Most children in Malawi don’t become malnourished until they are between 18 and 30 months old—the time frame in which breastfeeding stops, says Manary. Because food is scarce, most families eat just once or twice a day, gathering around a pot and grabbing pieces of a corn dough mixture. “So a two-year-old who just stopped breastfeeding a month ago may be right next to his
26-year-old uncle and his eight-year-old brother,” says Manary. “Physically, the child can’t compete.”

Ill children are taken to one of the country’s 100 inpatient feeding centers, established solely for the treatment of starving children. Those designated as severely malnourished are referred to Queen Elizabeth Central Hospital, home of Manary’s Peanut Butter Project.
Operating in a sparsely furnished clinic room in the hospital’s outpatient section, Manary and his family, two nurses and a faculty member from the hospital enrolled about 500 children in the project.
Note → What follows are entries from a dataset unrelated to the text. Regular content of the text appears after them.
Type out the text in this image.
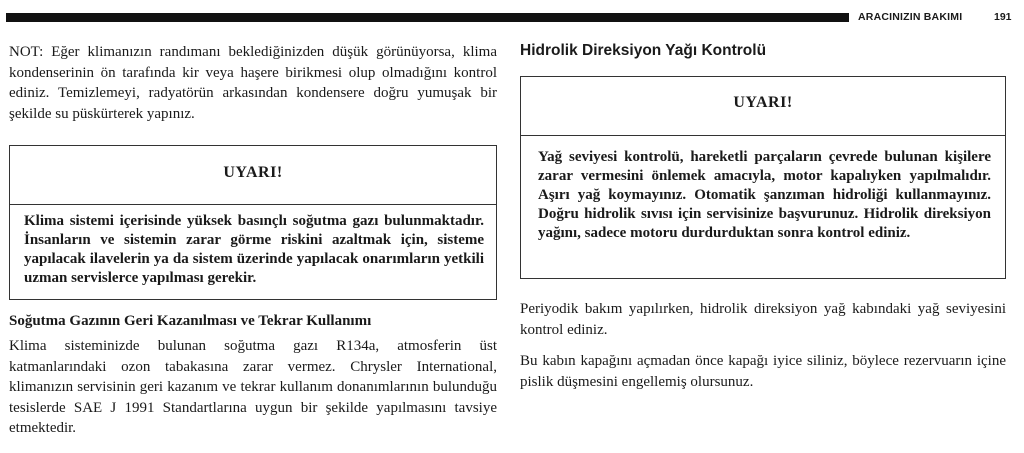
ARACINIZIN BAKIMI	191

NOT: Eğer klimanızın randımanı beklediğinizden düşük görünüyorsa, klima kondenserinin ön tarafında kir veya haşere birikmesi olup olmadığını kontrol ediniz. Temizlemeyi, radyatörün arkasından kondensere doğru yumuşak bir şekilde su püskürterek yapınız.

UYARI!
Klima sistemi içerisinde yüksek basınçlı soğutma gazı bulunmaktadır. İnsanların ve sistemin zarar görme riskini azaltmak için, sisteme yapılacak ilavelerin ya da sistem üzerinde yapılacak onarımların yetkili uzman servislerce yapılması gerekir.

Soğutma Gazının Geri Kazanılması ve Tekrar Kullanımı

Klima sisteminizde bulunan soğutma gazı R134a, atmosferin üst katmanlarındaki ozon tabakasına zarar vermez. Chrysler International, klimanızın servisinin geri kazanım ve tekrar kullanım donanımlarının bulunduğu tesislerde SAE J 1991 Standartlarına uygun bir şekilde yapılmasını tavsiye etmektedir.

Hidrolik Direksiyon Yağı Kontrolü

UYARI!
Yağ seviyesi kontrolü, hareketli parçaların çevrede bulunan kişilere zarar vermesini önlemek amacıyla, motor kapalıyken yapılmalıdır. Aşırı yağ koymayınız. Otomatik şanzıman hidroliği kullanmayınız. Doğru hidrolik sıvısı için servisinize başvurunuz. Hidrolik direksiyon yağını, sadece motoru durdurduktan sonra kontrol ediniz.

Periyodik bakım yapılırken, hidrolik direksiyon yağ kabındaki yağ seviyesini kontrol ediniz.

Bu kabın kapağını açmadan önce kapağı iyice siliniz, böylece rezervuarın içine pislik düşmesini engellemiş olursunuz.
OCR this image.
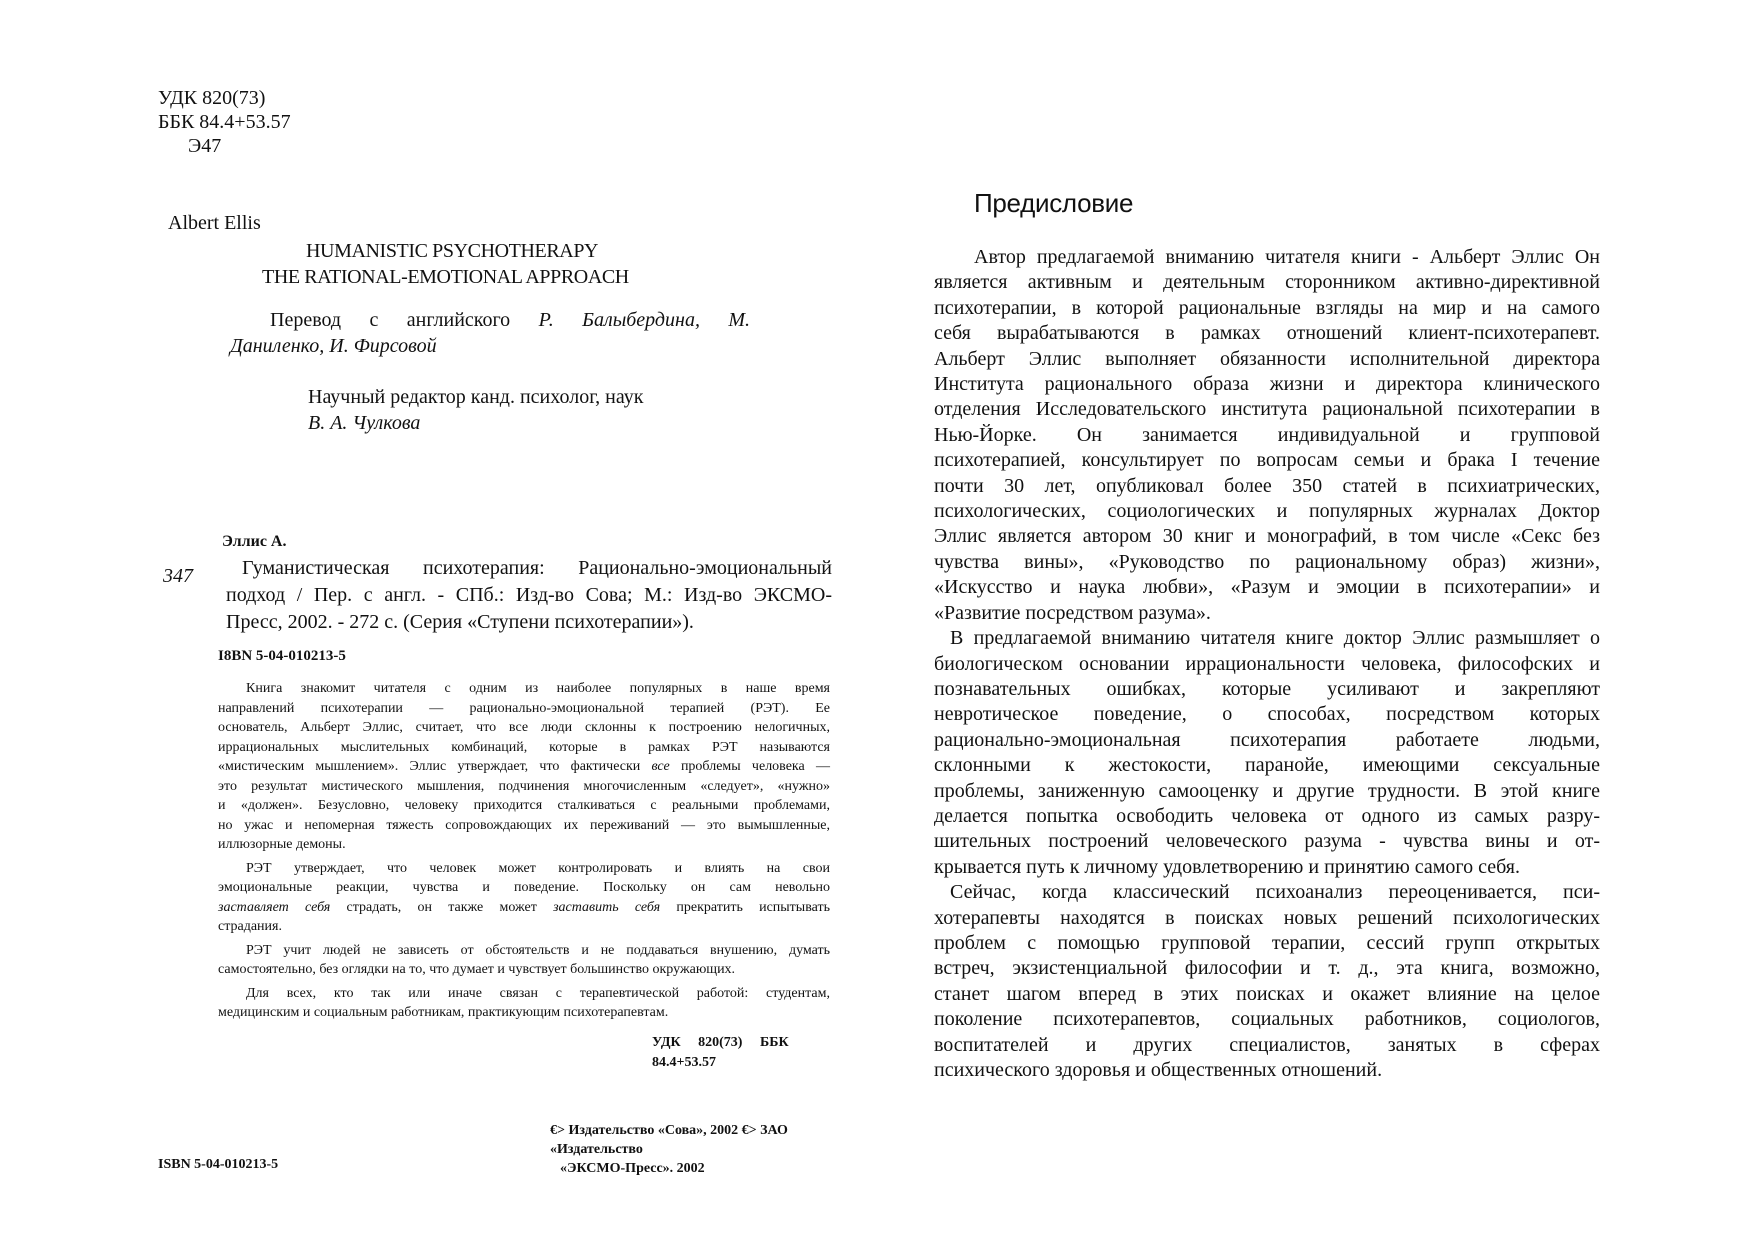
УДК 820(73)
ББК 84.4+53.57
Э47
Albert Ellis
HUMANISTIC PSYCHOTHERAPY
THE RATIONAL-EMOTIONAL APPROACH
Перевод с английского Р. Балыбердина, М.
Даниленко, И. Фирсовой
Научный редактор канд. психолог, наук
В. А. Чулкова
Эллис А.
347	Гуманистическая психотерапия: Рационально-эмоциональный
подход / Пер. с англ. - СПб.: Изд-во Сова; М.: Изд-во ЭКСМО-
Пресс, 2002. - 272 с. (Серия «Ступени психотерапии»).
I8BN 5-04-010213-5
Книга знакомит читателя с одним из наиболее популярных в наше время
направлений психотерапии — рационально-эмоциональной терапией (РЭТ). Ее
основатель, Альберт Эллис, считает, что все люди склонны к построению нелогичных,
иррациональных мыслительных комбинаций, которые в рамках РЭТ называются
«мистическим мышлением». Эллис утверждает, что фактически все проблемы человека —
это результат мистического мышления, подчинения многочисленным «следует», «нужно»
и «должен». Безусловно, человеку приходится сталкиваться с реальными проблемами,
но ужас и непомерная тяжесть сопровождающих их переживаний — это вымышленные,
иллюзорные демоны.
РЭТ утверждает, что человек может контролировать и влиять на свои
эмоциональные реакции, чувства и поведение. Поскольку он сам невольно
заставляет себя страдать, он также может заставить себя прекратить испытывать
страдания.
РЭТ учит людей не зависеть от обстоятельств и не поддаваться внушению, думать
самостоятельно, без оглядки на то, что думает и чувствует большинство окружающих.
Для всех, кто так или иначе связан с терапевтической работой: студентам,
медицинским и социальным работникам, практикующим психотерапевтам.
УДК     820(73)     ББК
84.4+53.57
€> Издательство «Сова», 2002 €> ЗАО
«Издательство
«ЭКСМО-Пресс». 2002
ISBN 5-04-010213-5
Предисловие
Автор предлагаемой вниманию читателя книги - Альберт Эллис Он
является активным и деятельным сторонником активно-директивной
психотерапии, в которой рациональные взгляды на мир и на самого
себя вырабатываются в рамках отношений клиент-психотерапевт.
Альберт Эллис выполняет обязанности исполнительной директора
Института рационального образа жизни и директора клинического
отделения Исследовательского института рациональной психотерапии в
Нью-Йорке. Он занимается индивидуальной и групповой
психотерапией, консультирует по вопросам семьи и брака I течение
почти 30 лет, опубликовал более 350 статей в психиатрических,
психологических, социологических и популярных журналах Доктор
Эллис является автором 30 книг и монографий, в том числе «Секс без
чувства вины», «Руководство по рациональному образ) жизни»,
«Искусство и наука любви», «Разум и эмоции в психотерапии» и
«Развитие посредством разума».
В предлагаемой вниманию читателя книге доктор Эллис размышляет о
биологическом основании иррациональности человека, философских и
познавательных ошибках, которые усиливают и закрепляют
невротическое поведение, о способах, посредством которых
рационально-эмоциональная психотерапия работаете людьми,
склонными к жестокости, паранойе, имеющими сексуальные
проблемы, заниженную самооценку и другие трудности. В этой книге
делается попытка освободить человека от одного из самых разру-
шительных построений человеческого разума - чувства вины и от-
крывается путь к личному удовлетворению и принятию самого себя.
Сейчас, когда классический психоанализ переоценивается, пси-
хотерапевты находятся в поисках новых решений психологических
проблем с помощью групповой терапии, сессий групп открытых
встреч, экзистенциальной философии и т. д., эта книга, возможно,
станет шагом вперед в этих поисках и окажет влияние на целое
поколение психотерапевтов, социальных работников, социологов,
воспитателей и других специалистов, занятых в сферах
психического здоровья и общественных отношений.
The mothers of the children who received the peanut butter mixture were surprised at the results. After the standard treatment for malnutrition, children typically survive and return home but show no growth. Those who received the peanut butter mixture did much better.
“In addition to surviving, they were thriving,” says Manary. “We got some big smiles out of moms.”

Once they determined the treatment was working, Manary and his staff began to produce the peanut butter mixture themselves (peanuts are grown locally) using a large mixer in a corner of the clinic room.

Manary now plans to conduct studies similar to the Peanut Butter Project in district, rural and mission hospitals throughout Africa. He has the backing of two international groups — the World Health Organization and the U.S. Agency for International Development — both of which have contacted him about continuing and expanding the Peanut Butter Project.

Manary believes his studies may change the way children in the developing world are fed, possibly in as little as five years.

“Our goal is to make this type of treatment available to everyone who’s interested,” he says. “If we can do that, it will mean that I’ve done my job successfully.”